This is the third installment on a series to help better understand the chemistry of essential plant nutrients as well as how they function in the plant.  Potassium is also known as potash since historically it was extracted from tree ashes.  The term potash is used occasionally in regards to plant nutrition and chemistry but more commonly it's used in reference to potassium containing mineral ores. 

 

Extremely Soluble

Potassium salts are among the most soluble from any of the elements and pretty much any salt formed with it as a component will dissolve in water.  A noteworthy exception would be minerals  with a complex makeup (some types of clay for example) that might contain potassium as one of their components as these could be present in soils but would not provide any potassium.

A trick for getting organic acids into solution is to add potassium hydroxide to form a potassium salt (the same can be said about sodium).  The best known example of this is traditional soap which takes fatty acids and reacts them with potassium hydroxide.  

 

 
potassium hydroxide SOAP

 

*Did You Know?*

Potash is mined deep underground where it's found mostly in the form of potassium chloride.  These deposits are the remnants of shallow seas which evaporated and had their salt deposits solidify.  Over time they were buried by other layers.  The largest of these deposits are in Saskatchewan Canada which are the remnants of the Western Interior Seaway which split the North American continent in two. 

 

Western Interior Seaway

 

Ionic "Pump"

Water has a high affinity for salts and left on it's own water will move towards an area of higher salinity and salts will move to an area of lower salinity (assuming there's water in place to bridge the gap).  Plants make use of this phenomenon by increasing the salinity levels in leaves which helps to force water into them.  Potassium is the ion primarily responsible for this. 

Guard cells are specialized structures on the leaf found on either side of the stomata which open and close to regulate gas exchange, especially water vapour. If they are open water evaporates and then more water along with nutrients are "pumped" from the roots.  If water is in short supply however they will close and shut down transpiration until water is more abundant.  High potassium levels opens the stomata, and lower will close them.
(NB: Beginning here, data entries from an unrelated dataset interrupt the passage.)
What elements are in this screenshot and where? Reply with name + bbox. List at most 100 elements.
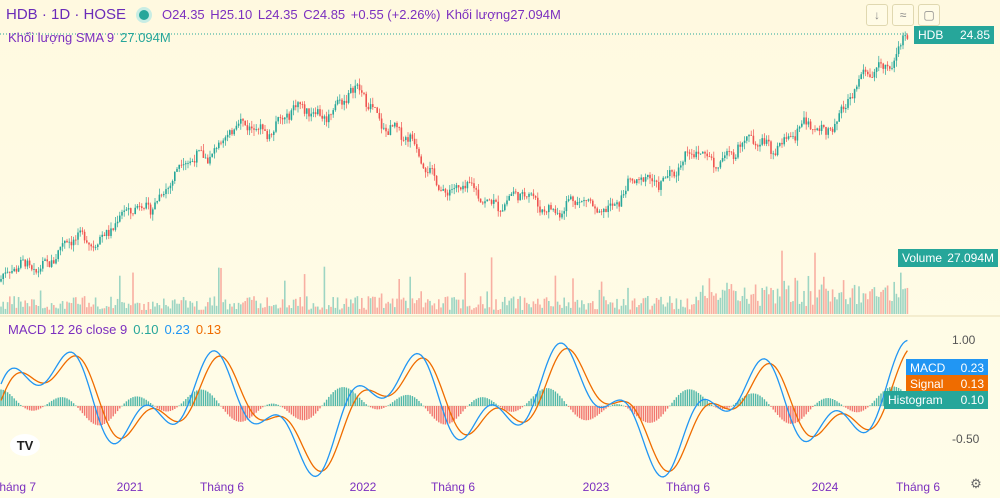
histogram-bar [737, 401, 739, 406]
candle-body [385, 127, 387, 132]
symbol-title[interactable]: HDB · 1D · HOSE [6, 6, 127, 23]
volume-bar [193, 306, 196, 314]
histogram-bar [196, 390, 198, 406]
volume-bar [242, 302, 244, 314]
histogram-bar [508, 406, 510, 412]
histogram-bar [596, 406, 598, 416]
histogram-bar [343, 387, 345, 406]
candle-body [176, 168, 178, 172]
histogram-bar [277, 404, 279, 406]
volume-bar [105, 306, 108, 314]
volume-bar [299, 297, 301, 314]
histogram-bar [237, 406, 240, 422]
volume-bar [345, 298, 348, 314]
histogram-bar [233, 406, 235, 421]
candle-body [545, 211, 548, 213]
candle-body [57, 250, 59, 260]
volume-bar [248, 297, 251, 314]
macd-tag: MACD 0.23 [906, 359, 988, 377]
candle-body [314, 112, 317, 115]
volume-bar [253, 296, 255, 314]
volume-bar [402, 297, 405, 314]
settings-icon[interactable]: ⚙ [970, 476, 982, 491]
histogram-bar [235, 406, 238, 422]
volume-bar [794, 277, 796, 314]
candle-body [257, 129, 260, 130]
volume-bar [427, 299, 429, 314]
histogram-bar [539, 390, 541, 406]
histogram-bar [497, 405, 499, 406]
volume-bar [92, 304, 95, 314]
histogram-bar [136, 396, 139, 406]
move-down-icon[interactable]: ↓ [866, 4, 888, 26]
candle-body [728, 151, 730, 152]
candle-body [248, 126, 251, 131]
volume-bar [730, 284, 733, 314]
histogram-bar [871, 403, 873, 406]
volume-bar [284, 280, 286, 314]
histogram-bar [369, 406, 372, 408]
maximize-icon[interactable]: ▢ [918, 4, 940, 26]
volume-bar [897, 297, 900, 314]
volume-bar [341, 308, 343, 314]
volume-bar [165, 304, 167, 314]
histogram-bar [70, 401, 73, 406]
volume-bar [869, 291, 871, 314]
volume-bar [484, 308, 486, 314]
volume-bar [6, 302, 9, 314]
histogram-bar [424, 406, 427, 409]
histogram-bar [554, 391, 557, 406]
histogram-bar [50, 400, 53, 406]
collapse-icon[interactable]: ≈ [892, 4, 914, 26]
tradingview-logo-icon[interactable]: TV [10, 434, 40, 456]
histogram-bar [462, 406, 464, 412]
volume-bar [735, 291, 737, 314]
histogram-bar [143, 398, 145, 406]
volume-bar [790, 301, 792, 314]
volume-bar [680, 299, 682, 314]
histogram-bar [59, 397, 62, 406]
histogram-bar [880, 393, 882, 406]
candle-body [893, 60, 895, 68]
candle-body [724, 155, 726, 159]
volume-sma-legend[interactable]: Khối lượng SMA 9 27.094M [8, 30, 171, 45]
candle-body [64, 240, 66, 244]
candle-body [611, 203, 614, 206]
histogram-bar [68, 399, 70, 406]
volume-bar [292, 299, 295, 314]
candle-body [123, 210, 125, 212]
histogram-bar [211, 395, 213, 406]
histogram-bar [215, 400, 218, 406]
candle-body [825, 126, 827, 135]
histogram-bar [314, 406, 317, 414]
histogram-bar [825, 398, 827, 406]
histogram-bar [187, 396, 189, 406]
histogram-bar [270, 403, 273, 406]
histogram-bar [345, 387, 348, 406]
volume-bar [589, 302, 592, 314]
volume-bar [314, 306, 317, 314]
candle-body [116, 221, 119, 224]
histogram-bar [834, 400, 836, 406]
candle-body [119, 215, 121, 222]
histogram-bar [147, 401, 150, 406]
volume-bar [691, 304, 693, 314]
volume-bar [266, 297, 268, 314]
candle-body [396, 122, 398, 128]
candle-body [279, 117, 282, 118]
histogram-bar [570, 406, 572, 410]
volume-bar [763, 289, 766, 314]
volume-bar [141, 309, 143, 314]
volume-bar [816, 297, 818, 314]
candle-body [849, 97, 851, 99]
volume-bar [127, 303, 130, 314]
volume-bar [834, 297, 836, 314]
candle-body [332, 110, 334, 115]
candle-body [840, 106, 843, 114]
volume-bar [506, 305, 508, 314]
candle-body [378, 112, 381, 119]
macd-legend[interactable]: MACD 12 26 close 9 0.10 0.23 0.13 [8, 322, 221, 337]
volume-bar [143, 303, 145, 314]
volume-bar [752, 293, 755, 314]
In addition to minerals various other plant metabolites are transported around the plant using this system. 

 

A Leaf Cross Section Showing the Guard Cells in Closed Position
A Leaf Cross Section Showing the Guard Cells in Closed Position

 

In a Pinch Sodium can be Substituted

Like any other nutrient some soils can have an abundance while others can be deficient.  Sodium is closely related to potassium on the atomic level giving the 2 elements many of the same properties.  Because of this if a soil is low in potassium but has adequate sodium levels the plant will start using sodium instead.  This doesn't mean that sodium is interchangeable however.  A plant having to do this will not be healthy and will limp along until the end of its life cycle. 

 

Optimizing Enzyme Activity

Enzymes work under very specific conditions most important being temperature and pH and enzymes will require intracellular pH levels of 8.0 - 9.0.  Potassium is alkaline by nature and so its presence will drive the pH up into this range. 

 

The number of functions of potassium is fairly limited compared to some of the other nutrients.  It doesn't directly take part in reactions and isn't incorporated into metabolites the way that other nutrients are but rather helps to create the necessary environment for plant metabolism to occur in.